How to parse HTML table using jsoup?

Yes, it is possible with JSoup. First, you select the table. Then, you select the <tr> tags for rows. You can start from the second index since the first row contains only the column names. Then loop over the <th> tags and get the specific index. In your case, the indexes 7 and 5 are important(index 7: Status, index 5: Host Name). Check the status if it equals to down and if it is, then add the Host Name to a list.
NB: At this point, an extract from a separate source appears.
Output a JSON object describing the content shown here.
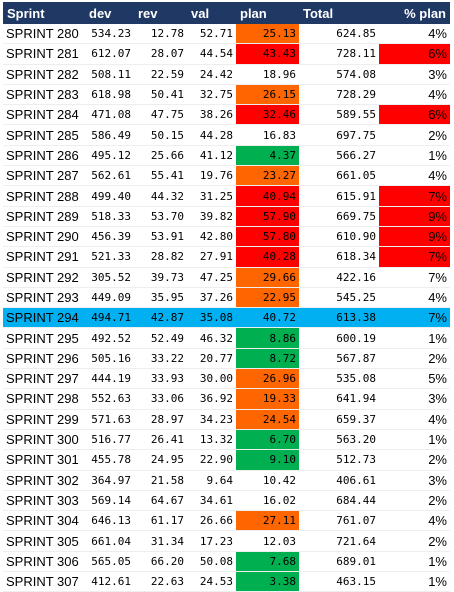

That's all.

ArrayList<String> downServers = new ArrayList<>();
Element table = doc.select("table").get(0); //select the first table.
Elements rows = table.select("tr");

for (int i = 1; i < rows.size(); i++) { //first row is the col names so skip it.
    Element row = rows.get(i);
    Elements cols = row.select("td");

    if (cols.get(7).text().equals("down")) {
        downServers.add(cols.get(5).text());
    }
}

Update: When you find the word Titan you can create another loop and look if the cluster name is empty.

Edit: I change the while loop to do while loop.
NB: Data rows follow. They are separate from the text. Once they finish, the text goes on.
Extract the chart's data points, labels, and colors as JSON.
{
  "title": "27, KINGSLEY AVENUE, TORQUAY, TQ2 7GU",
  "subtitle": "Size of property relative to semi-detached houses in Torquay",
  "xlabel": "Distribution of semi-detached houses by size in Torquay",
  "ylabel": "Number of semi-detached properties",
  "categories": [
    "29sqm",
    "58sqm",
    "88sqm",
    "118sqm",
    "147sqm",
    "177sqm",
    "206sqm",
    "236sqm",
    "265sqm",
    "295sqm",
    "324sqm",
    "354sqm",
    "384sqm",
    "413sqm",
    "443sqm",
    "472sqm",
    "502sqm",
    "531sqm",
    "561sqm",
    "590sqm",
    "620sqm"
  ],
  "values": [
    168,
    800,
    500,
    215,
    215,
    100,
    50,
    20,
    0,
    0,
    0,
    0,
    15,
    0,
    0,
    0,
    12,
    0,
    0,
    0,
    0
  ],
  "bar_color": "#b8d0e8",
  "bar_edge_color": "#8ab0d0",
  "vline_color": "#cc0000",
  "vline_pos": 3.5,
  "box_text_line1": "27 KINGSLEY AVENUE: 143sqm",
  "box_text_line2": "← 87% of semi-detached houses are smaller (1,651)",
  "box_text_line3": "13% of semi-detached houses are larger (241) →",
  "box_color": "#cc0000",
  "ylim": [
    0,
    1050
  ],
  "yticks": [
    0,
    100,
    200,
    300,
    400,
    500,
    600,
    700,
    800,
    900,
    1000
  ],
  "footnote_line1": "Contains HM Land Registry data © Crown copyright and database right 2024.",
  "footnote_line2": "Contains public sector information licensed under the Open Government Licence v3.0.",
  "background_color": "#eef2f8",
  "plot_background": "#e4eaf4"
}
    ArrayList<String> downServers = new ArrayList<>();
    Element table = doc.select("table").get(0); //select the first table.
    Elements rows = table.select("tr");

    for (int i = 1; i < rows.size(); i++) { //first row is the col names so skip it.
        Element row = rows.get(i);
        Elements cols = row.select("td");

        if (cols.get(3).text().equals("Titan")) {
            if (cols.get(7).text().equals("down"))
                downServers.add(cols.get(5).text());

            do {
                if(i < rows.size() - 1)
                   i++;
                row = rows.get(i);
                cols = row.select("td");
                if (cols.get(7).text().equals("down") && cols.get(3).text().equals("")) {
                    downServers.add(cols.get(5).text());
                }
                if(i == rows.size() - 1)
                    break;
            }
            while (cols.get(3).text().equals(""));
            i--; //if there is two Titan names consecutively.
        }
    }

downServers ArrayList will contain the list of down servers hostnames.
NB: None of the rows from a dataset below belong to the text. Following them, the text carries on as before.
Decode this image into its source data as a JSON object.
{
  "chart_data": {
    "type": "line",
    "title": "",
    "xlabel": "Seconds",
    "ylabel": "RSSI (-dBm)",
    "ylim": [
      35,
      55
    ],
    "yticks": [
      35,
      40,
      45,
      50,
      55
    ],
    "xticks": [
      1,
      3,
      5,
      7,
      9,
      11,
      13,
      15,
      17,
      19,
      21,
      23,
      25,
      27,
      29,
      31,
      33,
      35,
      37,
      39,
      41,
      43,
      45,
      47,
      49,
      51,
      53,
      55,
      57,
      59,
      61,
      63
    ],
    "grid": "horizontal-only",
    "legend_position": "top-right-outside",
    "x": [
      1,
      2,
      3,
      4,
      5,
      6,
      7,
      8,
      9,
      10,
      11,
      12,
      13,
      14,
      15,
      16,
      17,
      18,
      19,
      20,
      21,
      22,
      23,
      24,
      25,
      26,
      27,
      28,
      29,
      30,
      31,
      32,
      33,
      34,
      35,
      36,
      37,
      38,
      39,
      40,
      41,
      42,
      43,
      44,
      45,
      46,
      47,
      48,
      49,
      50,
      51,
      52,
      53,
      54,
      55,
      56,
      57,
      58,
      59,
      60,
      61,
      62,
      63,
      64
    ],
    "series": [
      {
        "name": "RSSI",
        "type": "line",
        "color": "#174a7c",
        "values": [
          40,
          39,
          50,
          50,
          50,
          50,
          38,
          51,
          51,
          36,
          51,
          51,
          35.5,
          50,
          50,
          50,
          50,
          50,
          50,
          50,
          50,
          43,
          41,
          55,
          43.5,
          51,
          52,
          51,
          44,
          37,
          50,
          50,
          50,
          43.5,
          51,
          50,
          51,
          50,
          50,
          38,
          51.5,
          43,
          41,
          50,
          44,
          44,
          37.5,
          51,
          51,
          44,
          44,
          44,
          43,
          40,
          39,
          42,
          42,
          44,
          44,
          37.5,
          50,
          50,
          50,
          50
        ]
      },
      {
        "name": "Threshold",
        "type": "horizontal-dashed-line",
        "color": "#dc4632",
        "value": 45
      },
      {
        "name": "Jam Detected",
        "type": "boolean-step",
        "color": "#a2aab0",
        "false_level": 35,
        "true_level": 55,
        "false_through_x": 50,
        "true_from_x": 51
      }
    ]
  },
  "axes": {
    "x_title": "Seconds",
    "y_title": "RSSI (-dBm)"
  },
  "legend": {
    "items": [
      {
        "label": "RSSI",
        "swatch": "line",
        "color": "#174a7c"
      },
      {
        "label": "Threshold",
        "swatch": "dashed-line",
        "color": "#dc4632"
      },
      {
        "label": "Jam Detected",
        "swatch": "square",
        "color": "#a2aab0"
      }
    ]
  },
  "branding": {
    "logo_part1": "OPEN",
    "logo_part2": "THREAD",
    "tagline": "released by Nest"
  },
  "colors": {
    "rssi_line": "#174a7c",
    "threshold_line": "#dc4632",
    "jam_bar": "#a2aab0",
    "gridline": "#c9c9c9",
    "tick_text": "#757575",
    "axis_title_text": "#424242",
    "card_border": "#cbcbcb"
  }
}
What I would do in your case is first create an Object of your machine with all apropriate attributes. Then using Jsoup I would extract data and create an ArrayList, and then use logic to get data from the Arraylist.

I am skipping the Object creation (since it is not the issue here) and I will name the Object as Machine

Then using Jsoup I would get the row data like this:

ArrayList<Machine> list = new ArrayList();
Document doc = Jsoup.parse(url, 3000);
for (Element table : doc.select("table")) { //this will work if your doc contains only one table element
  for (Element row : table.select("tr")) {
    Machine tmp = new Machine();
    Elements tds = row.select("td");
    tmp.setClusterName(tds.get(3).text());
    tmp.setIp(tds.get(4).text());
    tmp.setStatus(tds.get(7).text());
    //.... and so on for the rest of attributes
    list.add(tmp);
  }
}

Then use a loop to get the values you need from the list:

for(Machine x:list){
  if(x.getStatus().equalsIgnoreCase("up")){
    //machine with UP status found
    System.out.println("The Machine with up status is:"+x.getHostName());
  }
}

That's all. Please also note that this code is not tested and may contain some syntactical errors as it is written directly on this editor and not in an IDE.